Pivot Works Rwanda, naissance d’une économie autour des excréments humains – ©Will Swanson

 

Dans cette entreprise située au Rwanda, on recycle les excréments pour en faire de l’engrais ou encore du carburant. Un moyen de reconversion des déchets humains coûteux, mais qui rapporte finalement au peuple rwandais, sur le plan économique et social. Mais cela nécessite un traitement assez long pour assurer l’élimination des virus présents dans les déjections. Chose que certains agriculteurs rwandais n’ont pas bien compris. En épandant ces déchets humains directement dans leurs champs sans leur faire subir de traitement, ils exposent leurs consommateurs à de nombreuses pathologies dont les fameux parasites intestinaux retrouvés dans l’intestin du soldat nord-coréen fin 2017.

Les excréments humains comme engrais : un truc de « pauvres » ?

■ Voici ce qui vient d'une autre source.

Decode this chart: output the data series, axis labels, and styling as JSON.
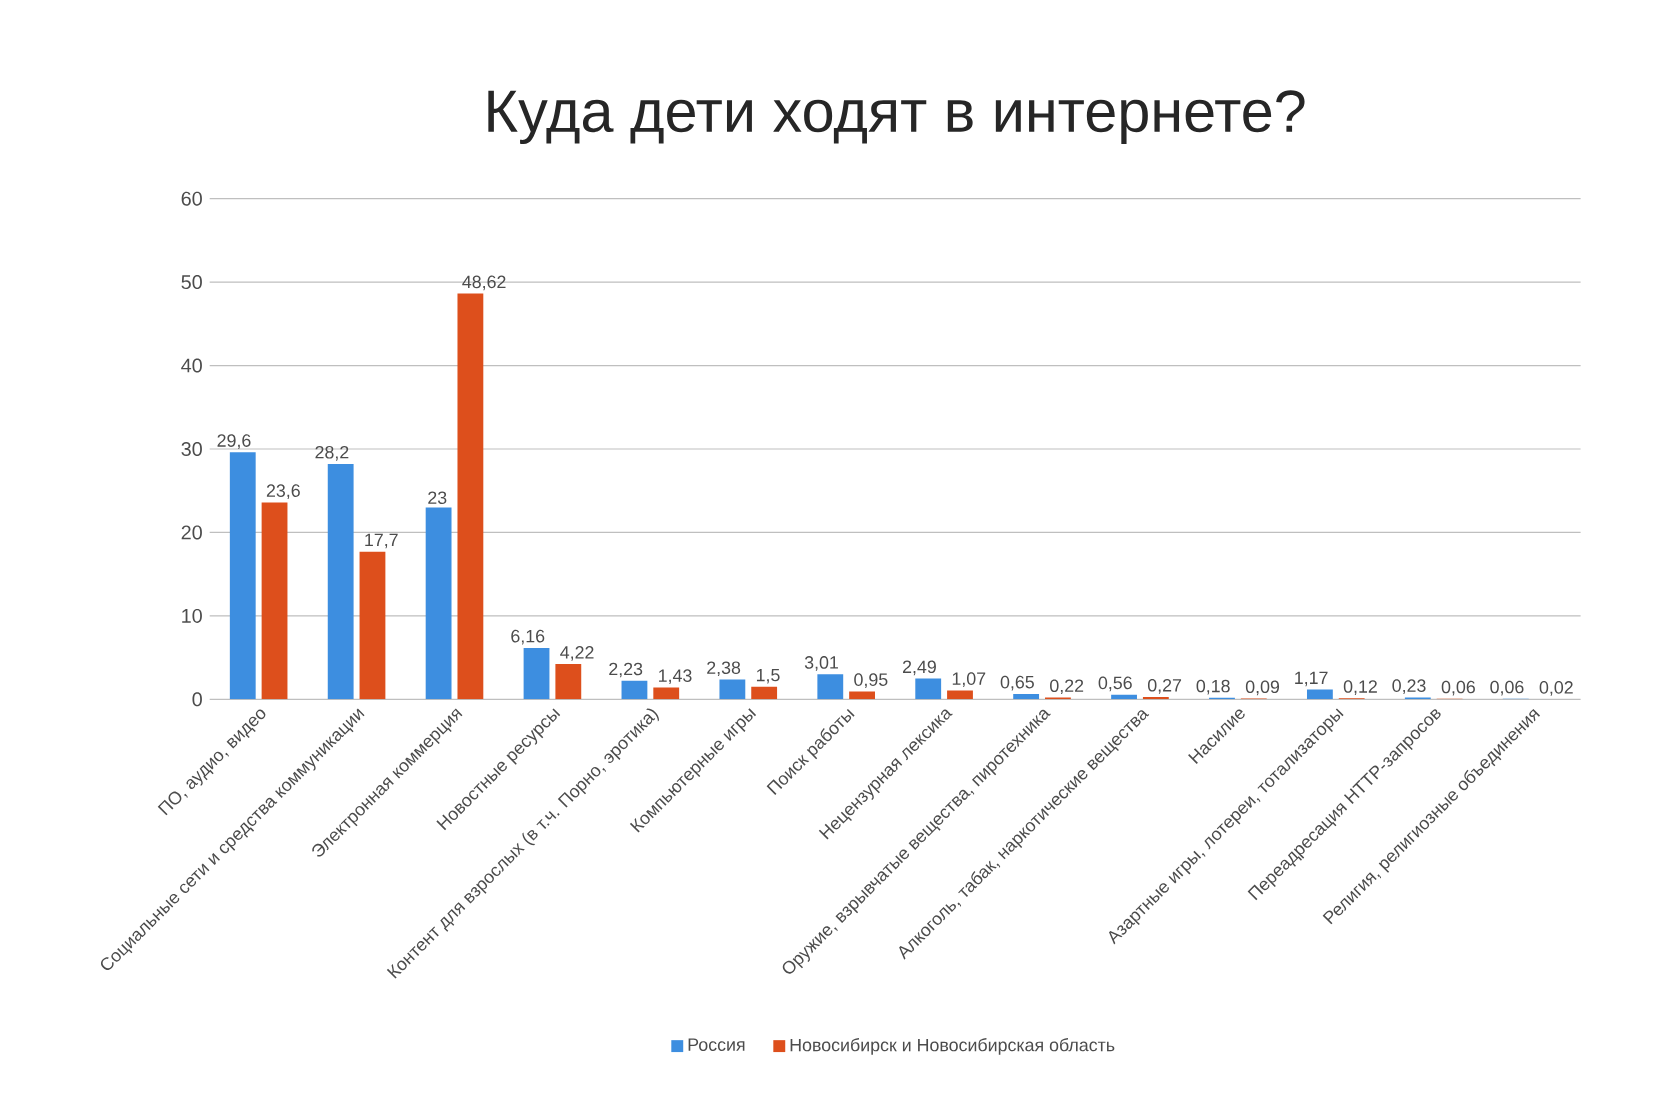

Dans les pays en voie de développement, l’emploi d’excréments humains en guise d’engrais est encore largement répandu. Mais attention, cette méthode est loin d’être « un truc de pauvres ». Bien au contraire, dans les pays dits développés, la question de l’emploi de déjections humaines comme engrais se pose également. Aux États-Unis par exemple, l’EPA (Environmental Protection Agency)  considère l’emploi de ce qu’elle appelle les « biosolides » pour fertiliser les sols comme quelque chose d’à la fois économique et écologique : fertiliser les terres à moindres coût, tout en recyclant les déjections humaines. Mais voilà, la présence d’autres substances dans nos excréments pose question. Les médicaments et autres les métaux lourds présents dans nos selles n’affecteraient-ils pas les cultures ?

Les excréments seront-ils un jour une richesse prisée ? Ce que l’ONU appelle déjà le « nouvel or noir » questionne.